Posté en tant qu’invité par hervé:
Elle aura lieu.
Plusieurs messages récents soulèvent indirectement le problème de la multiplication des topos sur un même site, et donc celui de la légitimité des auteurs.
A l’origine, le fait de rédiger un topo suppose, en théorie tout au moins, une connaissance approfondie du site. L’auteur est donc souvent un spécialiste du secteur dont il connait parfaitement l’histoire.
Autre cas de figure, certains auteurs ont tiré leur légitimité de leur capacité à fournir un travail rigoureux sans pour autant être des grimpeurs très actifs.

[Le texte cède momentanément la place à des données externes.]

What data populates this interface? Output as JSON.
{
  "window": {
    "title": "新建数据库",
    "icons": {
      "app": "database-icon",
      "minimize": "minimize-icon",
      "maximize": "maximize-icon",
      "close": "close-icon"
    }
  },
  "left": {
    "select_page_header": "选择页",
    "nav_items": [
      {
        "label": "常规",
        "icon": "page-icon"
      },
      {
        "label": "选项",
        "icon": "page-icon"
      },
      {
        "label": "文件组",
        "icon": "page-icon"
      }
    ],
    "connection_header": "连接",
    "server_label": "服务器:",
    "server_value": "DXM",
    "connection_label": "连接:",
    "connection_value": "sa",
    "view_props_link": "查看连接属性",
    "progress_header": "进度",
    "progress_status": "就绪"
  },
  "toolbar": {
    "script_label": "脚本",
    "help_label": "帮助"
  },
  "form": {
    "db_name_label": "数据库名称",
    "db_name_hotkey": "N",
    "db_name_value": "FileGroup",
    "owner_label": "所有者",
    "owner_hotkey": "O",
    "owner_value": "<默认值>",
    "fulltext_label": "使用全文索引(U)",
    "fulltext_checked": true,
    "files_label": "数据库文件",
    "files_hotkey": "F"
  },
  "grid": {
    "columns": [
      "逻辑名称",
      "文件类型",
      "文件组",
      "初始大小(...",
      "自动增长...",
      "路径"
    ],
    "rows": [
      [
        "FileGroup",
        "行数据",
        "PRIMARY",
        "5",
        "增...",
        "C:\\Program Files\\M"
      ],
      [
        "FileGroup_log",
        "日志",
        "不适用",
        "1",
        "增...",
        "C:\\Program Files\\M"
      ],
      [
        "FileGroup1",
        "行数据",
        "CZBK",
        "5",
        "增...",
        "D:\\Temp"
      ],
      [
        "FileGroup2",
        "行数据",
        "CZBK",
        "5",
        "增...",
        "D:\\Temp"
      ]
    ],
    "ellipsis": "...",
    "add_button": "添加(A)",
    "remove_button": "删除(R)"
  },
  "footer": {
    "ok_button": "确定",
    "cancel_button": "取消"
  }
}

Ainsi, le succès des innombrables topos d’Alexis Lucchési repose-t-il sur la qualité des schémas, le souci d’exactitude dans les tracés et la recherche attentive d’informations précises.
Avec l’apparition de l’équipement des voies, cette règle tacite a évolué et c’est bien souvent celui qui a le plus équipé qui se charge de faire le topo.
Si ce type de règle fonctionne assez bien sur de petits secteurs, il n’en va plus de même pour des massifs importants où plusieurs grimpeurs sont actifs, et la concurrence parfois féroce apparaît entre d’éminentes personnalités qui s’estiment chacune dépositaire de la connaissance des lieux.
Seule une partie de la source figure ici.